When I went to college, my Bible was Strunk & White’s The Elements of Style. This book was in my book bag and on my book case throughout college and upon ever desk that I ever used. Even upon moving cities, my freshman-year copy is still with me at all times. I haven’t opened it in years, I admit, but the lessons I learned from it helped shape my writing style as a journalist.
As much of a resource as The Elements of Style is to so many other writers, we do at times love to make fun of it, just because we rely on it so much. It’s almost like making fun of our parents. It’s that little bit of freedom that we cherish, even though we know we’ll never truly leave. In the vein, we have the book that does just that to one of the standards of writing resources on bookshelves today: Stylized: A Slightly Obsessive History of Strunk & White’s The Elements of Style.

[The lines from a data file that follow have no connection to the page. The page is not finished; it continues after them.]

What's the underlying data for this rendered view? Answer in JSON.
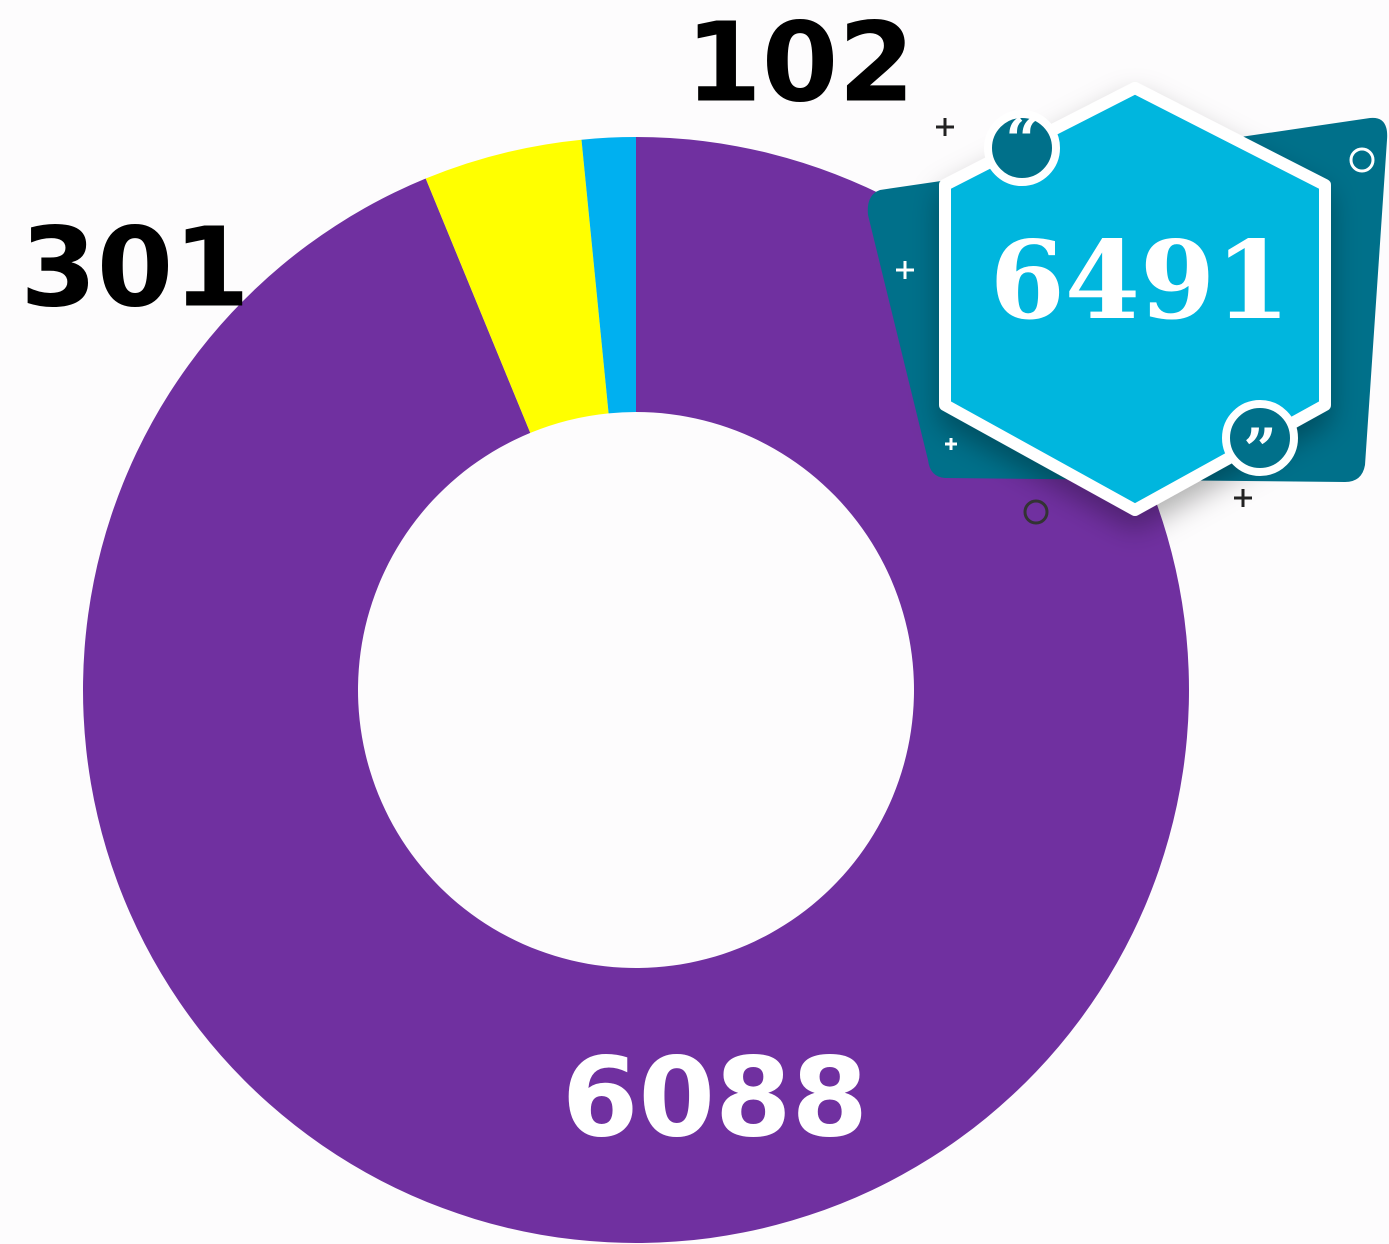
{
  "chart_data": {
    "type": "donut",
    "values": [
      6088,
      301,
      102
    ],
    "colors": [
      "#7030a0",
      "#ffff00",
      "#00b0f0"
    ],
    "total": 6491
  }
}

Here is the synopsis from Amazon.com:
Since 1959, The Elements of Style has been required reading for aspiring writers, English majors, and anyone with a love of language. Strunk and White’s guidelines for good grammar and style have been discussed, debated, and occasionally even debunked…but they cannot be dismissed.
A Strunk and White devotee since high school, writer and editor Mark Garvey has long appreciated Elements for its character, its attitude, and its bracing good sense. The book is not only a helpful guide to creating better prose, it is also a compelling reminder of the virtues of clarity, simplicity, and truth in writing — and an inspiring celebration of the individual voice. To tell the story of this timeless, beloved, sometimes controversial book, and the men behind it, Garvey digs deep into the Cornell University archives and the personal letters of E. B. White and his professor William Strunk Jr.

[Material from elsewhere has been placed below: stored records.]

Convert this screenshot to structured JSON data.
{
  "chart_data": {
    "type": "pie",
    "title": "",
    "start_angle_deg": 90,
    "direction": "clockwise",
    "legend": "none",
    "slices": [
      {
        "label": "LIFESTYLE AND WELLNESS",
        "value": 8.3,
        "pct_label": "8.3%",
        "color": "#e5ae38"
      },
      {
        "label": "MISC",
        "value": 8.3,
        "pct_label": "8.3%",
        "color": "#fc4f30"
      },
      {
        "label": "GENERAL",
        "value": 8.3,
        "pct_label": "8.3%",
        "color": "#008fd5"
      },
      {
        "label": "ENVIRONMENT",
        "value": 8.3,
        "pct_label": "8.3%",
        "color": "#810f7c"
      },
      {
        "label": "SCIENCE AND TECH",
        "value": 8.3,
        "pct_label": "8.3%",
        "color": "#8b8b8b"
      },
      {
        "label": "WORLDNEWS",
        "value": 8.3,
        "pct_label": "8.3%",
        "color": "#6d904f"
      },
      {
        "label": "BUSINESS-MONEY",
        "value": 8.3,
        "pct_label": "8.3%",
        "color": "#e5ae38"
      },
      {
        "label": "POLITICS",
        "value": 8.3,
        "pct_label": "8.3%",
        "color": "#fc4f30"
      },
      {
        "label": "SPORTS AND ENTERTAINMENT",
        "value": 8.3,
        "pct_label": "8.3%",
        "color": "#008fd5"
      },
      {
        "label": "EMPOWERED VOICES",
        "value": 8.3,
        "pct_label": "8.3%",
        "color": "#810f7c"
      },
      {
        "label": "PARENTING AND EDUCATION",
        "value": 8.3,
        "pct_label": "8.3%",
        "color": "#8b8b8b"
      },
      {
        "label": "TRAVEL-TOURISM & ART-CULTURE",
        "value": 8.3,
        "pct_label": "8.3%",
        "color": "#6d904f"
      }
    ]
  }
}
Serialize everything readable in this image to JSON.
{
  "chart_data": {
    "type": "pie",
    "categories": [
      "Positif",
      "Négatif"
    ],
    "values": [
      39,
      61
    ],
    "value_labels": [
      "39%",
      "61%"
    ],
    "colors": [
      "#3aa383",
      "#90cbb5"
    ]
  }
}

Stylized is a lovingly crafted history that explores Elements’ staying power and takes us from the hallowed halls of academia to the bustling offices of The New Yorker magazine to the dazzling days of old Hollywood — and into the hearts and minds of some of the most respected writers working today.

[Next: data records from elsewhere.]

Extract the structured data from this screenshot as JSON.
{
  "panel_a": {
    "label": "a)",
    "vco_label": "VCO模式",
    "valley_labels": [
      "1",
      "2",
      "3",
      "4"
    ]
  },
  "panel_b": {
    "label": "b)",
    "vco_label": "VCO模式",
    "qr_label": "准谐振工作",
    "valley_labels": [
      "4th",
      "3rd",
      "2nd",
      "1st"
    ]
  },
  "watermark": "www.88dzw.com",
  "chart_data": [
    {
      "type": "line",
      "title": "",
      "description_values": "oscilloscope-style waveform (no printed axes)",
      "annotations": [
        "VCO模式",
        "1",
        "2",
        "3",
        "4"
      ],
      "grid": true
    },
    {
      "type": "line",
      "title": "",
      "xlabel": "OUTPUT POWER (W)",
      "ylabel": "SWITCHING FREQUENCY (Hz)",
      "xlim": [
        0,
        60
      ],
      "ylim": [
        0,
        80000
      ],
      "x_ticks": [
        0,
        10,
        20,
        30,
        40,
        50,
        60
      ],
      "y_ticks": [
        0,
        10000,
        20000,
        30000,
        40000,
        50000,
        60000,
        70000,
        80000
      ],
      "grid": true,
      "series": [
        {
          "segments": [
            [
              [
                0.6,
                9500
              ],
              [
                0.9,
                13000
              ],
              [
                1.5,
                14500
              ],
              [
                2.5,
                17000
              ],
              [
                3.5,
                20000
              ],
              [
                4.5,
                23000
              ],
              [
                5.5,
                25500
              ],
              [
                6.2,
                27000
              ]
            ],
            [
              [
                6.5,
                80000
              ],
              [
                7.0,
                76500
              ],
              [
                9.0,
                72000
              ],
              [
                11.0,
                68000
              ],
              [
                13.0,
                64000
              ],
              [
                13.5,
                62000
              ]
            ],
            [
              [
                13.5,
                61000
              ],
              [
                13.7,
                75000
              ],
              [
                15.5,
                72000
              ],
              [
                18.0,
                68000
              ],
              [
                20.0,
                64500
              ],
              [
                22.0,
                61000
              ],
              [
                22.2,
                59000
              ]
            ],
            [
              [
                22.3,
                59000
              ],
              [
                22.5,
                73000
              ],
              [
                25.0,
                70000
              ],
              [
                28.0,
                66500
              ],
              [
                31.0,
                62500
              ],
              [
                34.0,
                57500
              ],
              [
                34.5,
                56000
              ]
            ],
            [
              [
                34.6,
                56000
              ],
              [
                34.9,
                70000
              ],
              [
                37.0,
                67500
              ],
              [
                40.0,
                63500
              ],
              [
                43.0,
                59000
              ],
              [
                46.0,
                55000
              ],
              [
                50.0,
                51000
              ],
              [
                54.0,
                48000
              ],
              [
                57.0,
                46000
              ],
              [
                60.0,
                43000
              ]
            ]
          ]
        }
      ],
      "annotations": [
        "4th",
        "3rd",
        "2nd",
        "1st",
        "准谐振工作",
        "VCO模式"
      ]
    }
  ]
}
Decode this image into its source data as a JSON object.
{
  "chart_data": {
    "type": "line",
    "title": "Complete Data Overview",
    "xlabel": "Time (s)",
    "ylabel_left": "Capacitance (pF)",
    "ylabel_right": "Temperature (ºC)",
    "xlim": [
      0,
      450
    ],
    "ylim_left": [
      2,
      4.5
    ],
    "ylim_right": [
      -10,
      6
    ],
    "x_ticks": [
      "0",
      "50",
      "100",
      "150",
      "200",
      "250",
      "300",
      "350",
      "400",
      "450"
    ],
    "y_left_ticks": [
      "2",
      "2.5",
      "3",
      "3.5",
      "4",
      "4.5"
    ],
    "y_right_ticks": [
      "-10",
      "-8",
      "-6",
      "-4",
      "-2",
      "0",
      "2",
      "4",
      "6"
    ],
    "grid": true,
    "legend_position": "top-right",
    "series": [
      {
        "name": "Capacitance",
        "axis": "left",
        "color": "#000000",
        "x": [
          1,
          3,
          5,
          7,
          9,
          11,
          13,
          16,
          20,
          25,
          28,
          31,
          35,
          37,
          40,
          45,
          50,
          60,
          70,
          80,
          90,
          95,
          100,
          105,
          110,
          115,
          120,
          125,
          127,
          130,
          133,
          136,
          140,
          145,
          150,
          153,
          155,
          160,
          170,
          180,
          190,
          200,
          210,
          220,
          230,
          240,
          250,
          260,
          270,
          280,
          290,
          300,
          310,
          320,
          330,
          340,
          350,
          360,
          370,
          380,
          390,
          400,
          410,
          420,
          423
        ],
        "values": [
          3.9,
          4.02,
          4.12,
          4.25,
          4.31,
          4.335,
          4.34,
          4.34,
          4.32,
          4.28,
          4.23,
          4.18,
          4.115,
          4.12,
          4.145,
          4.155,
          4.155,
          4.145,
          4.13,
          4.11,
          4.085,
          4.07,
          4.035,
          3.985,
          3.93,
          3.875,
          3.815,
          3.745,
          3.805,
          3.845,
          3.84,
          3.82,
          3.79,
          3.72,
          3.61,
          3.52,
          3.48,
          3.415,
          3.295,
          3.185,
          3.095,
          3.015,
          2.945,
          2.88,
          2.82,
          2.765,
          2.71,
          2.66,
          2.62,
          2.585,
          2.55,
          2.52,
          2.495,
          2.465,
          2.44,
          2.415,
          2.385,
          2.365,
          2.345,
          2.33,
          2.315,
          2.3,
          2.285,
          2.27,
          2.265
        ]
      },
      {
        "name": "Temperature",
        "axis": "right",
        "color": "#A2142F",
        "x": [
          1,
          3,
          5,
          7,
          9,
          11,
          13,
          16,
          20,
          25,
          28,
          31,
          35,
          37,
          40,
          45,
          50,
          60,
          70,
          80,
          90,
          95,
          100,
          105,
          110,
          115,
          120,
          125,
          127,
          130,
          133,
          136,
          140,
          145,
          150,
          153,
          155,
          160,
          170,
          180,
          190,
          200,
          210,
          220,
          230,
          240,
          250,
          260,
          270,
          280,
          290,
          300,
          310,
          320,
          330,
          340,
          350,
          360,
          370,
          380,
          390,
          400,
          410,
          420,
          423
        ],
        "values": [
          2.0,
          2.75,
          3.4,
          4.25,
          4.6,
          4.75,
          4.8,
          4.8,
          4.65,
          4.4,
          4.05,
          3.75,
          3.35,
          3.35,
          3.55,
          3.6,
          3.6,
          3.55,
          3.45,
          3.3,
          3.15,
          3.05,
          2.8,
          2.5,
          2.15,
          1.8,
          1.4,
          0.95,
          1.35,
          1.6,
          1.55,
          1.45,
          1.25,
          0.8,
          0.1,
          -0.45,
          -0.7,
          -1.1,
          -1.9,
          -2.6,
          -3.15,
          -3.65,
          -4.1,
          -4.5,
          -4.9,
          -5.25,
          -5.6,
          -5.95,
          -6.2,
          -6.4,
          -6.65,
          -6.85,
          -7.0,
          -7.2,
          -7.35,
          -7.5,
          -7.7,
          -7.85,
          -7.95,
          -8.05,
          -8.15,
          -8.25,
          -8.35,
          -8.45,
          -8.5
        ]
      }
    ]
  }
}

When you spend so many years referencing the same body of work, don’t you wonder what the authors would add to it, if they could? Maybe…they would even present it in a different way…
No matter what the format, both Stylized and this quite creative rap were inspired by the same compilation that sits on so many individuals’ book shelves today. As we start this week off, dear readers, what was one of your greatest influences that would never get left behind in a move?